In October there are wonderful days when children make connections between what happens in our classroom and their lives (isn't that what it's all about?), when our classroom is compassionate, when someone has a new idea that leads us into an investigation totally unplanned. In October there are hard days when I think it seems like there was more conflict and frustration than anything else.
In
What Keeps Teachers Going, Mary Cowhey writes that "teaching is a way to live the world." I feel that. Most of the time, it is a wonderful feeling. Teaching has changed how I see the world. It has changed what I know about the world (the magnificent golden trim of monarch chrysalis, how to start a worm club, how to love an angry child, how wheat grows, how expensive lice medicine is) Teaching has changed how I act in the world (I am a better listener, I know the importance of anger, I am learning how to be more flexible and how to live more in the moment).

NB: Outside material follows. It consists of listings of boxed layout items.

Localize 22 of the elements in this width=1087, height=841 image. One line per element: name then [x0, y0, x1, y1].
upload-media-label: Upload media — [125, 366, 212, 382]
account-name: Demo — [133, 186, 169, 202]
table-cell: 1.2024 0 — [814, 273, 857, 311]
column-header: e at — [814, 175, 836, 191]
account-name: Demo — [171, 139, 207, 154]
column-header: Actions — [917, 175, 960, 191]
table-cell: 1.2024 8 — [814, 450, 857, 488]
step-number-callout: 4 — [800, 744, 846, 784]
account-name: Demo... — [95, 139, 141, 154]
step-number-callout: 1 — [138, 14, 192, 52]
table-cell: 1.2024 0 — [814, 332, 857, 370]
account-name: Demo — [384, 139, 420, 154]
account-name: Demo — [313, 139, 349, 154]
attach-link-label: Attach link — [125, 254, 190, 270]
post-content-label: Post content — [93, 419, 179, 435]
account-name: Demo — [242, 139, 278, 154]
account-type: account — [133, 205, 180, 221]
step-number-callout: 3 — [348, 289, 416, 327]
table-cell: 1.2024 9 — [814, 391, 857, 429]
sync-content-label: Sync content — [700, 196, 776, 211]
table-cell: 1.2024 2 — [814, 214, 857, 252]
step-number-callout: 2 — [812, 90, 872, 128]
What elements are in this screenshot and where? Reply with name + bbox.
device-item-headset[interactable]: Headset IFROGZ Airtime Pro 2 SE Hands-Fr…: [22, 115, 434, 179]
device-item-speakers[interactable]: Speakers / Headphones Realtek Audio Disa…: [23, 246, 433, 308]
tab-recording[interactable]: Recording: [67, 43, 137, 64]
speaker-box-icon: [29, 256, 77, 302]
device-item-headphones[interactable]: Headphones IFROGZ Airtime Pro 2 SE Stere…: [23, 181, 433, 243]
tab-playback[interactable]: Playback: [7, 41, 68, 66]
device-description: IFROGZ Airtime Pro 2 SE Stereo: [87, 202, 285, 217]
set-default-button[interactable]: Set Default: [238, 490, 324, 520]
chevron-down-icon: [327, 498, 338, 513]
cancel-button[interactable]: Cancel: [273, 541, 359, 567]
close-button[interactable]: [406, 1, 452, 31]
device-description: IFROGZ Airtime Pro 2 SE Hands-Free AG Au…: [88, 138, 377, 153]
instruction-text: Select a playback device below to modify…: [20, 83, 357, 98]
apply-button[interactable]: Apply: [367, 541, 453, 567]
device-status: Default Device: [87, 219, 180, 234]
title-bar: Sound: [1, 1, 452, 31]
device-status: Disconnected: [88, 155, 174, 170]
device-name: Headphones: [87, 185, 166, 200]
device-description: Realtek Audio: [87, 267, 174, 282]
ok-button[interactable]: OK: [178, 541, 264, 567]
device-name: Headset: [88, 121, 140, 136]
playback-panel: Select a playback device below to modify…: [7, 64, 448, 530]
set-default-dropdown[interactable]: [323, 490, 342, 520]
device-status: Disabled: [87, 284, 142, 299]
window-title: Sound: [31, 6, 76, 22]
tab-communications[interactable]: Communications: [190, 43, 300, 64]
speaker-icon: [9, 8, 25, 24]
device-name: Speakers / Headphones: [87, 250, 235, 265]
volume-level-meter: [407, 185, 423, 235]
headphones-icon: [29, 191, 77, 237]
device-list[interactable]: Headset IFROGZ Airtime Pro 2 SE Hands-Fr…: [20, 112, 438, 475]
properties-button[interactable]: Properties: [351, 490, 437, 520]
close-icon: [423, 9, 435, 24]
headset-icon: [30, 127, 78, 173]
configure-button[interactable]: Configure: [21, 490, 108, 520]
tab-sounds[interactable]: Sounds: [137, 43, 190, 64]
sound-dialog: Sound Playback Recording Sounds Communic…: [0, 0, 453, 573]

Nevertheless, I wonder how people continue teaching for their whole careers. I wonder if I will be one of those people (Heck, in October, I wonder if I will survive this year with my sanity intact). One of my favorite quotes is by Andre Gide who said, "One does not discover new lands without consenting to lose sight of the shore for a very long time." This quote sounds reassuring in September when one is setting out on a journey, watching the shore fade into the past. Now that, in October, we're in the thick of things, I'm not so sure. I wonder if I have enough if myself, my soul, to give to teaching or if I have already given too much.